Pupils of the Methodist Girls’ High School in Hiroshima—which was destroyed in the blast of 6 August—created the art in the 1950s after the school was relocated.
When the United Nations Educational, Scientific and Cultural Organization recognised art as a means of fostering international understanding, the Hiroshima Collection was taken to the US by Dr Takuo Matsumoto, the school’s principal and one of only five teachers who survived the bombing.
While at the event, Matsumoto gifted the paintings to Prue Wallis-Myers, a teacher from England who passed them to current custodian and art education expert Michael Stevenson.
In addition to being used as an educational resource at events for teachers and students in the north-west of England, the collection was exhibited at the House of Lords and the Daiwa Anglo–Japanese Foundation in London on the 70th anniversary of the Hiroshima bombing, in 2015.
Now the art is due to make a further impact in Japan.
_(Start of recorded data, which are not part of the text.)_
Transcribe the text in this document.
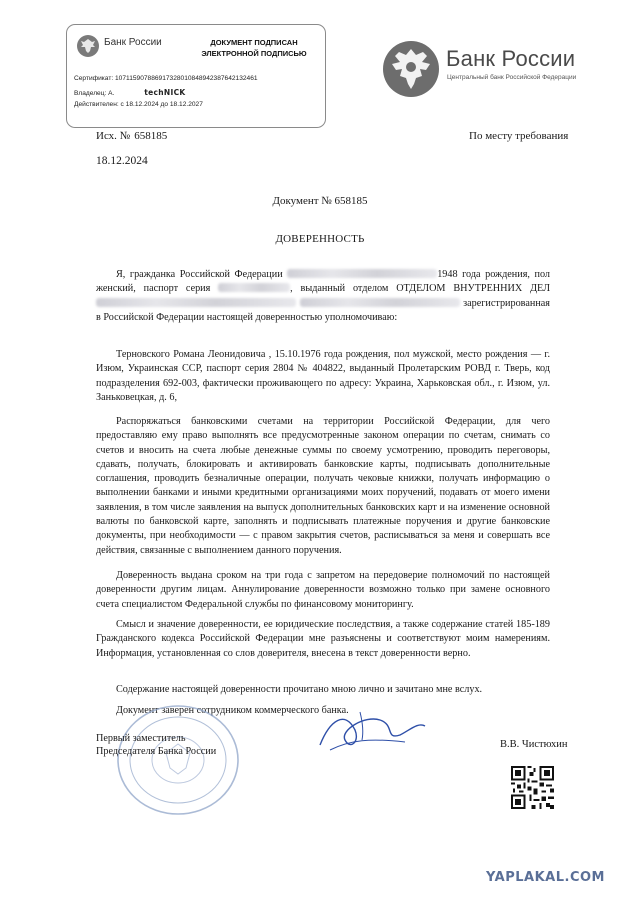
Банк России	ДОКУМЕНТ ПОДПИСАН
ЭЛЕКТРОННОЙ ПОДПИСЬЮ
Сертификат: 107115907886917328010848942387642132461
Владелец: А.	techNICK
Действителен: с 18.12.2024 до 18.12.2027
Банк России
Центральный банк Российской Федерации
Исх. № 658185
18.12.2024
По месту требования
Документ № 658185
ДОВЕРЕННОСТЬ
Я, гражданка Российской Федерации	1948 года рождения, пол женский, паспорт серия	, выданный отделом ОТДЕЛОМ ВНУТРЕННИХ ДЕЛ   зарегистрированная в Российской Федерации настоящей доверенностью уполномочиваю:
Терновского Романа Леонидовича , 15.10.1976 года рождения, пол мужской, место рождения — г. Изюм, Украинская ССР, паспорт серия 2804 № 404822, выданный Пролетарским РОВД г. Тверь, код подразделения 692-003, фактически проживающего по адресу: Украина, Харьковская обл., г. Изюм, ул. Заньковецкая, д. 6,
Распоряжаться банковскими счетами на территории Российской Федерации, для чего предоставляю ему право выполнять все предусмотренные законом операции по счетам, снимать со счетов и вносить на счета любые денежные суммы по своему усмотрению, проводить переговоры, сдавать, получать, блокировать и активировать банковские карты, подписывать дополнительные соглашения, проводить безналичные операции, получать чековые книжки, получать информацию о выполнении банками и иными кредитными организациями моих поручений, подавать от моего имени заявления, в том числе заявления на выпуск дополнительных банковских карт и на изменение основной валюты по банковской карте, заполнять и подписывать платежные поручения и другие банковские документы, при необходимости — с правом закрытия счетов, расписываться за меня и совершать все действия, связанные с выполнением данного поручения.
Доверенность выдана сроком на три года с запретом на передоверие полномочий по настоящей доверенности другим лицам. Аннулирование доверенности возможно только при замене основного счета специалистом Федеральной службы по финансовому мониторингу.
Смысл и значение доверенности, ее юридические последствия, а также содержание статей 185-189 Гражданского кодекса Российской Федерации мне разъяснены и соответствуют моим намерениям. Информация, установленная со слов доверителя, внесена в текст доверенности верно.
Содержание настоящей доверенности прочитано мною лично и зачитано мне вслух.
Документ заверен сотрудником коммерческого банка.
Первый заместитель
Председателя Банка России
В.В. Чистюхин
YAPLAKAL.COM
“I believe that the paintings should be appreciated not simply as beautiful objects, but for the lessons they contain about the wonderful resilience of the human spirit expressed in art by young people”, said Stevenson. “For that reason they deserve to be conserved for future generations to appreciate, and Hiroshima is the right place for that to happen”.Lord Mayor of Manchester Carl Austin-Behan said the collection was being returned to Hiroshima with Manchester’s message of “thanks, appreciation and friendship”.
“Despite being created by pupils who experienced such horror, the images portrayed are remarkably positive”, he explained. “For decades the Hiroshima collection has inspired hundreds of teachers and students across the north-west of England with their message of harmony and co-operation”.
Manchester is a vice-president city of Mayors for Peace, a programme to promote the solidarity of cities toward abolition of nuclear weapons. More than 7,000 cities in 161 countries and regions are registered members.